続・はぐるま

くるくるまわる、僕のはぐるま…

プロフェッショナル 1

※多分フィクションです
https://www.youtube.com/watch?v=ygB4Y36cEXQ&feature=youtube_gdata_player


東京都西部……木造アパートが立ち並ぶ住宅街の一画
ここにみくのアパートがある。プロオペレーターの自宅である。


日本有数のプロオペレーター
彼女の仕事は決して世間の表舞台に知らされるものではない
我々はみくの一日を追った


朝、6時40分ーー
目覚ましが数十分なっても起きないみくの姿を発見した。
半同棲状態の彼氏に厳しく起こされ、7時にしぶしぶ起きる。
『会社にいきたくないでござる…いきたくない……』
そういいながら、彼のうちから自分のうちへと帰るみくに気づくものはいない。

ーーーQ おはようございます 半分寝てますが大丈夫ですか?
私「え、ええ、これが勤めってやつですから。半分目をあけてあるくのは気を遣うんですよ。なれるまで大変でした。」ーーー
家に帰ると半分寝ながらシャワーを浴び、浴び終わると早々に半分寝ながら今日のワンコを見る。ワンコを見ながら飲む栄養ドリンクが、みくにとっては至福の時間である。
ーーー私「ここ数年、ずっと目覚ましテレビですね。俺なんかが仕事やれてるのは、今日のワンコと栄養ドリンクの支えがあるからです。支えられてばかしじゃなく、こうやってじゃんけんもしないとね。」ーーー
そう語り、グーで負けるみくの目に迷いはない。
占い8位でまけ……まさに勝負師の顔だ。そんな顔をしつつ足早に家をでる。


ーーーQ なぜもっと早めに家を出ないんですか?
私「いや、このギリギリ感が勝負なんですよ。毎日是勝負。
ほら、余裕のある人生なんて台本通りでつまらないじゃないですか。」ーーー
こんな時も勝負師の心を忘れないみくの姿勢に、プロフェッショナルの気概を感じた。
ーーー私「・・・あぁ、吉祥寺で緊急停止ボタンか。ツイートせねば」ーーー
携帯電話を握りしめ、仲間たちに喚起を促す。

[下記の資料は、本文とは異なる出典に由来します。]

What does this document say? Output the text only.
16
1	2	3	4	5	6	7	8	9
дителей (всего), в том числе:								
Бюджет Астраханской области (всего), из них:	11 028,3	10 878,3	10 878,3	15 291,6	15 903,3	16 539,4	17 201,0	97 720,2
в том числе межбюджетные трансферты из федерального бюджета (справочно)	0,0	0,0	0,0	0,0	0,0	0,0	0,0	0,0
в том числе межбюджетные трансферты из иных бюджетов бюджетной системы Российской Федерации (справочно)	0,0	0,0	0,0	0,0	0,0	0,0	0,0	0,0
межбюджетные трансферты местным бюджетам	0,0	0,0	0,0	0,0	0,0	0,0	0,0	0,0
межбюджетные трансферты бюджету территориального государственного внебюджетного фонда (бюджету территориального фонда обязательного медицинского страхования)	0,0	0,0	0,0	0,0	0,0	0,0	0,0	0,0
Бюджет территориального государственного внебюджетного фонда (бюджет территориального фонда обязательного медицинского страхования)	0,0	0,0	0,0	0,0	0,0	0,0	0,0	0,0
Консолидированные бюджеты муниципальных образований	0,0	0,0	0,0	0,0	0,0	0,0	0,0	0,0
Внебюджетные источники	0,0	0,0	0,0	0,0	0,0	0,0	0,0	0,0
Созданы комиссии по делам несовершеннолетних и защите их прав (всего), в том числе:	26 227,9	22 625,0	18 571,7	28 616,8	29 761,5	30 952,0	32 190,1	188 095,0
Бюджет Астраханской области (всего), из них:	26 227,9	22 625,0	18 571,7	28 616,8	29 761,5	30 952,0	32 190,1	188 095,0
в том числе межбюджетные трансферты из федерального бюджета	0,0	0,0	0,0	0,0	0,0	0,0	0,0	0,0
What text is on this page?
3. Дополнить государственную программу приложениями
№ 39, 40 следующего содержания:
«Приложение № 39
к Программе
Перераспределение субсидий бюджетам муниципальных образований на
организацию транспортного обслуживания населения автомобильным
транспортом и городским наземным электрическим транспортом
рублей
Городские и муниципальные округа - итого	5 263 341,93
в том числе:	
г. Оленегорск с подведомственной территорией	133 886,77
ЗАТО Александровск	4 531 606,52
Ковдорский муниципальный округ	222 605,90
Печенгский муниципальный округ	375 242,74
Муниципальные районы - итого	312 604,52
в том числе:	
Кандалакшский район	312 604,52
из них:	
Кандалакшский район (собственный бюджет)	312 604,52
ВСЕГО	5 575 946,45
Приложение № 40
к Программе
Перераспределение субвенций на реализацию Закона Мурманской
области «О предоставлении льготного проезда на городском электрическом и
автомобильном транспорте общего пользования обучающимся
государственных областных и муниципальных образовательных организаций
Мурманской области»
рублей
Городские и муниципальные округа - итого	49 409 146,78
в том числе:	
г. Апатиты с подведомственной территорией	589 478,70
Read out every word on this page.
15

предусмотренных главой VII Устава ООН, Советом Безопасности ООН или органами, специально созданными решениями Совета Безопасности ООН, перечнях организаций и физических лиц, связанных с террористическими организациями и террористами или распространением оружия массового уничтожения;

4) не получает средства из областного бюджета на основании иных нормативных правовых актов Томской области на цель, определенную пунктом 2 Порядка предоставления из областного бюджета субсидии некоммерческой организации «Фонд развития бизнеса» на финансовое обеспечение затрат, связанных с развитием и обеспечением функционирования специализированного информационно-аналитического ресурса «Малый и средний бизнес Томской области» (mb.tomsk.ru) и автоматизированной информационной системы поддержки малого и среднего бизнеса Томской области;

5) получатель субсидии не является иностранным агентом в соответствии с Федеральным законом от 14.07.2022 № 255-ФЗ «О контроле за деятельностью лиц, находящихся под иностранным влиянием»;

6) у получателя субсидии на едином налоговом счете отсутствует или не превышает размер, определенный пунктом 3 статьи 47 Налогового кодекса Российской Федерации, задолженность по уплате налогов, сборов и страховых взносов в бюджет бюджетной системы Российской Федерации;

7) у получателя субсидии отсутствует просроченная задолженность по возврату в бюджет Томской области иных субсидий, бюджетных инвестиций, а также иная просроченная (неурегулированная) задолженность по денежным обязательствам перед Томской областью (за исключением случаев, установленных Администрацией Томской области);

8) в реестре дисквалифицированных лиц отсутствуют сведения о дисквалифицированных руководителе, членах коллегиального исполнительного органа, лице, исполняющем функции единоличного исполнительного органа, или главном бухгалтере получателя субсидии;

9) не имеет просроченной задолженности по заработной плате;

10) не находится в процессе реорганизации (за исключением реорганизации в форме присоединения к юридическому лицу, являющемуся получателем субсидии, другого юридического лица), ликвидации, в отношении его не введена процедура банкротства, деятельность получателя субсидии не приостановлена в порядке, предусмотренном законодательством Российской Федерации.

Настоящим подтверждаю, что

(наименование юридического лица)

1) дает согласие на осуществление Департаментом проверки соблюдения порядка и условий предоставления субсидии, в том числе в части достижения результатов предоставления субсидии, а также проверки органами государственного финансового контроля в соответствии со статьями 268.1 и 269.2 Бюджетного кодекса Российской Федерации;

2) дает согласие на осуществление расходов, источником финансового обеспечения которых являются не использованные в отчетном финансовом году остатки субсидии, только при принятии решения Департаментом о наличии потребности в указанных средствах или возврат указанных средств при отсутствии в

まさに朝は戦場なのだ。
結局この日は半分寝ながら8時52分に都内某所の会社に着いた。


8時56分ーー
オフィスに入り、挨拶も早々に適当な席に座り水筒のお茶を飲む。
これが彼女の日課であり、オフィスでの最初の仕事でもある。
ーーーQ いきなり一服ですか?
私「いや、これが仕事を円滑に進める秘訣なんですよ。自分の淹れたお茶と一日を共にするわけですから、一服ではなく大切な仕事なんです」ーーー
今日のお茶は玉露の味が効いている……彼女はYahoo!ニュースを見ながら同僚の話に耳を傾ける後ろ姿をスタッフは見逃さなかった。


9時ーー
全体挨拶が終わるとミーティングが始まる。かつて……左遷を経験しているみくにとってミーティングには人一倍の入れ込みがある。左遷時代『今日の予定はありません』を数人の前で言うのが彼女だった。プロフェッショナルにはそんな過去もあったのだ。
だが今は違う、、『夜間は8件の引き継ぎと、故障の模様は…』仲間がいう内容をただただ口を開けてきく。そして作業安全のためにぼそぼそと標語を読む。これがプロフェッショナルの気概である。
ーーーQ どうしてぼそぼそ読むんですか?
私「仕事はチームプレイです。標語を読むにもみんなの声がよく聞こえるように努める、まさに一人はみんなのため、なんですよ。」ーーー
みくにキラリと光るものがあった。


9時20分ーー
みくには『自席』がない。プロフェッショナルみくにとって自席即ちオペレーター席数十席が自席である。しかしそのなかで、みくはできるだけ課長と席がはなれたところを選び座る。
ーーーQ どうして課長と離れた席なんですか?
私「課長も日々我々にのために尽くしてくださってますからね。それに顧客ニーズは日々目まぐるしく変わる時代ですから、そんなときこそ変わらない距離感、バランスも必要なんです。」ーーー
ディスプレイ角度を調整して、課長から見えないようにする。お互いに距離感を守り確実にミッションをこなす仕事人みくの姿が印象的だ。


10時30分ーー
オペレーター席の一角、みくの席に『申し訳ありません!!』の嵐がやって来る。誰もが嫌がるクレーム対応だ。だがしかし、みくは進んで行う。なぜだろうか?
ーーーQ すすんでクレーム対応していますがなぜですか?
私「しっ……静かに。これを見て。」ーーー
指を指した彼女のCTI端末には『休憩中』の文字。
「休息も必要だし、仲間の士気を高めることも重要、一挙に解決できますから。」プロフェッショナルの心意気と周りへの気遣いが感じられた。